Hence, our results stress the increasing need for mental health institutions and scientific societies to counter these false beliefs with more educational and promotional campaigns about lithium targeting the general population (Bauer 2022; Chou et al. 2018; Rybakowski 2022). Likewise, closer collaboration with patients´ associations could help further explore and understand their perspectives and beliefs about lithium (Gomes et al. 2022; Jørgensen and Rendtorff 2018). The move toward a more shared-decision-making (SDM) psychiatry could also represent another interesting approach to mitigate this belief as it allows time and space to build a structuredand informed decision-making process where doubts, fears and facts can be openly discussed between patients and clinicians. It has been proposed an SDM approach can improve patient satisfaction and medication adherence in recurrent mood disorders (Samalin et al. 2018a) with several studies still ongoing to confirm this hypothesis in BD (Samalin et al. 2018b).

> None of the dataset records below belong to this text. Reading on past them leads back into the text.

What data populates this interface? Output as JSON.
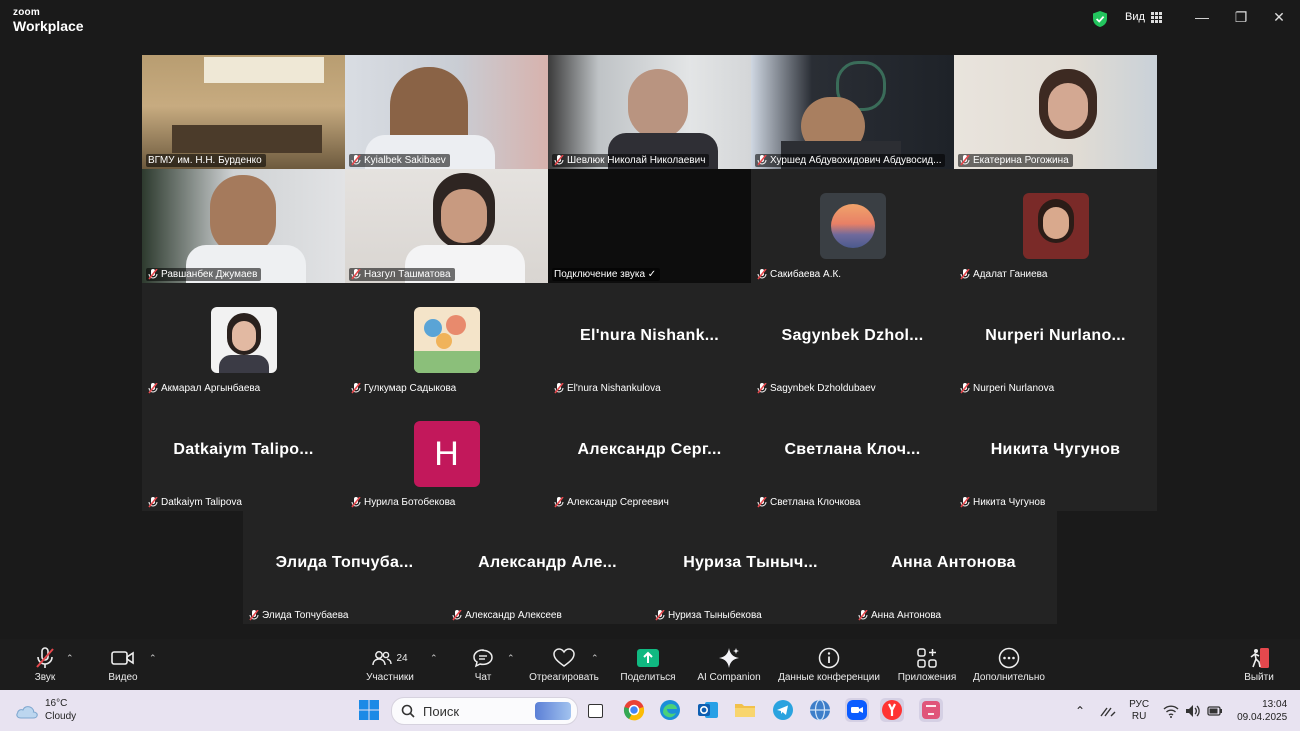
{
  "app": {
    "logo_line1": "zoom",
    "logo_line2": "Workplace",
    "view_label": "Вид",
    "secure_color": "#23c55e"
  },
  "gallery": {
    "row1": [
      {
        "label": "ВГМУ им. Н.Н. Бурденко",
        "muted": false
      },
      {
        "label": "Kyialbek Sakibaev",
        "muted": true
      },
      {
        "label": "Шевлюк Николай Николаевич",
        "muted": true
      },
      {
        "label": "Хуршед Абдувохидович Абдувосид...",
        "muted": true
      },
      {
        "label": "Екатерина Рогожина",
        "muted": true
      }
    ],
    "row2": [
      {
        "label": "Равшанбек Джумаев"
      },
      {
        "label": "Назгул Ташматова"
      },
      {
        "label": "Подключение звука ✓"
      },
      {
        "label": "Сакибаева А.К."
      },
      {
        "label": "Адалат Ганиева"
      }
    ],
    "row3": [
      {
        "label": "Акмарал Аргынбаева"
      },
      {
        "label": "Гулкумар Садыкова"
      },
      {
        "big": "El'nura  Nishank...",
        "label": "El'nura Nishankulova"
      },
      {
        "big": "Sagynbek  Dzhol...",
        "label": "Sagynbek Dzholdubaev"
      },
      {
        "big": "Nurperi  Nurlano...",
        "label": "Nurperi Nurlanova"
      }
    ],
    "row4": [
      {
        "big": "Datkaiym  Talipo...",
        "label": "Datkaiym Talipova"
      },
      {
        "avatar_letter": "H",
        "label": "Нурила Ботобекова"
      },
      {
        "big": "Александр  Серг...",
        "label": "Александр Сергеевич"
      },
      {
        "big": "Светлана  Клоч...",
        "label": "Светлана Клочкова"
      },
      {
        "big": "Никита  Чугунов",
        "label": "Никита Чугунов"
      }
    ],
    "row5": [
      {
        "big": "Элида  Топчуба...",
        "label": "Элида Топчубаева"
      },
      {
        "big": "Александр  Але...",
        "label": "Александр Алексеев"
      },
      {
        "big": "Нуриза  Тыныч...",
        "label": "Нуриза Тыныбекова"
      },
      {
        "big": "Анна  Антонова",
        "label": "Анна Антонова"
      }
    ]
  },
  "toolbar": {
    "audio": "Звук",
    "video": "Видео",
    "participants": "Участники",
    "participants_count": "24",
    "chat": "Чат",
    "react": "Отреагировать",
    "share": "Поделиться",
    "ai": "AI Companion",
    "info": "Данные конференции",
    "apps": "Приложения",
    "more": "Дополнительно",
    "leave": "Выйти",
    "share_color": "#10b981",
    "leave_color": "#e5484d"
  },
  "taskbar": {
    "temp": "16°C",
    "weather": "Cloudy",
    "search_placeholder": "Поиск",
    "lang_1": "РУС",
    "lang_2": "RU",
    "time": "13:04",
    "date": "09.04.2025"
  }
}
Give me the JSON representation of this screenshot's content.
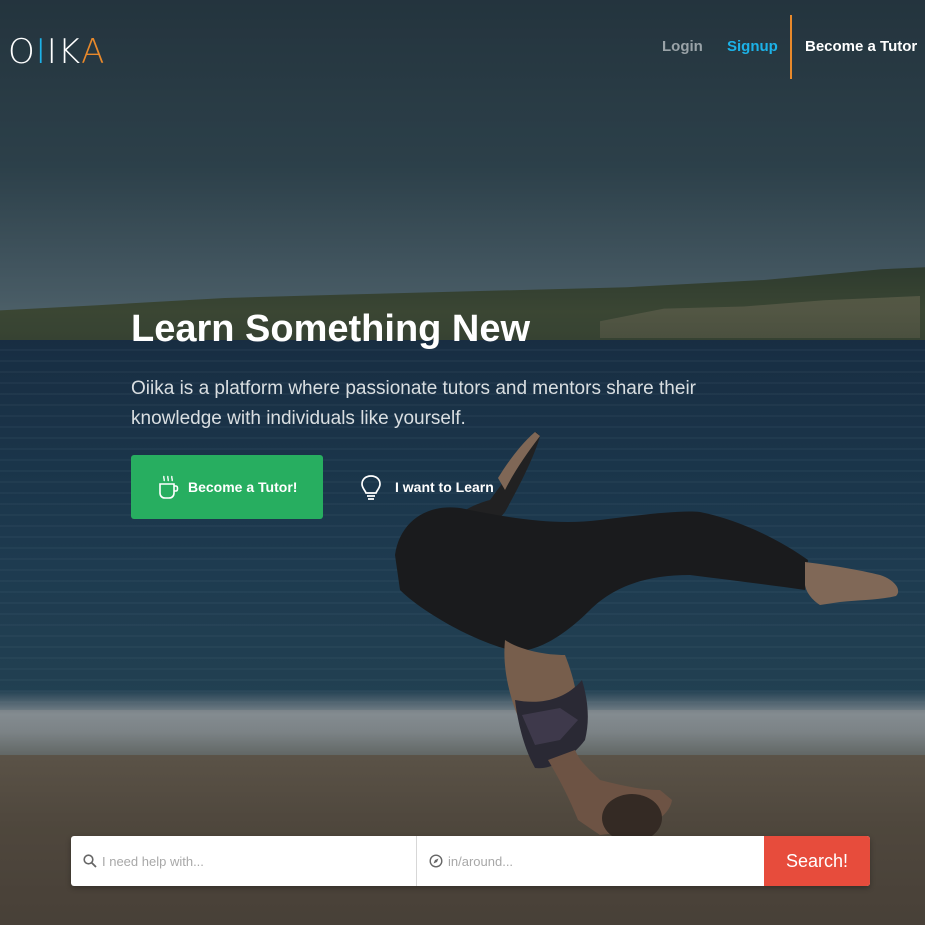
{
  "brand": {
    "logo_letters": [
      "O",
      "I",
      "I",
      "K",
      "A"
    ],
    "logo_colors": [
      "#ffffff",
      "#1cb2e8",
      "#ffffff",
      "#ffffff",
      "#e8892b"
    ]
  },
  "nav": {
    "login": "Login",
    "signup": "Signup",
    "become_tutor": "Become a Tutor"
  },
  "hero": {
    "title": "Learn Something New",
    "subtitle": "Oiika is a platform where passionate tutors and mentors share their knowledge with individuals like yourself.",
    "primary_cta": "Become a Tutor!",
    "primary_cta_icon": "coffee-cup-icon",
    "secondary_cta": "I want to Learn",
    "secondary_cta_icon": "lightbulb-icon"
  },
  "search": {
    "help_placeholder": "I need help with...",
    "help_icon": "search-icon",
    "location_placeholder": "in/around...",
    "location_icon": "compass-icon",
    "button": "Search!"
  },
  "colors": {
    "accent_blue": "#1cb2e8",
    "accent_orange": "#e8892b",
    "cta_green": "#27ae60",
    "search_red": "#e74c3c"
  }
}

This research has several limitations that must be taken into account to interpret these results. First, as in all anonymous survey-based studies, the information provided by respondents is a subjective, partial and non-quantitative perspective of the topics explored. Anonymous responses make it possible to obtain more honest answers without respondents feeling judged or tested. However, most of the results at least concerning lithium prescription are in line with studies using national registries. Secondly, the possibility of a sampling bias was compensated by using all possible survey distribution channels to reach colleagues around the world the TF members, including social networks. This was reflected in the diverse, although imbalanced, representation of almost all regions around the world of the respondents. However, given the limited sample size and some underrepresented regions, results cannot be generalizable across all countries. A further frequent issue is that online surveys distributed by national and international scientific associations and academic institutions do not reach sectors such as private practices. Colleagues associated with these associations are frequently more exposed to training programs, conferences and guidelines which constantly update them on the use of lithium (Pérez de Mendiola et al. 2021). Nonetheless, 75% of colleagues were not affiliated at all with major international mood disorder societies, and almost 28% provided their services in the private sector. Thus, we consider the survey distribution strategy was successful at reaching a representative sample of real-world clinicians, most of them not affiliated to the mood disorders societies. Finally, it is important to stress that as a survey primarily designed and announced with the aim of exploring the use of lithium in the maintenance of BD. Hence, clinicians who don’t see a substantial role for lithium for this indication might be less inclined to take part in the survey in comparison to those who feel strongly positively about it.


Overall, this study highlights the heterogeneous patterns of lithium prescription around the world. These patterns appear to be affected by both the patients’ beliefs and the professional context and region in which the clinicians operate, despite the strength of the evidence-base in favor of lithium and its safety (Carvalho et al. 2021; Gomes-da-Costa et al. 2022). More research involving patients is needed for identifying their attitudes toward lithium. There is also a need for more objective data in developing economies to determine and sort out factors influencing the use of lithium.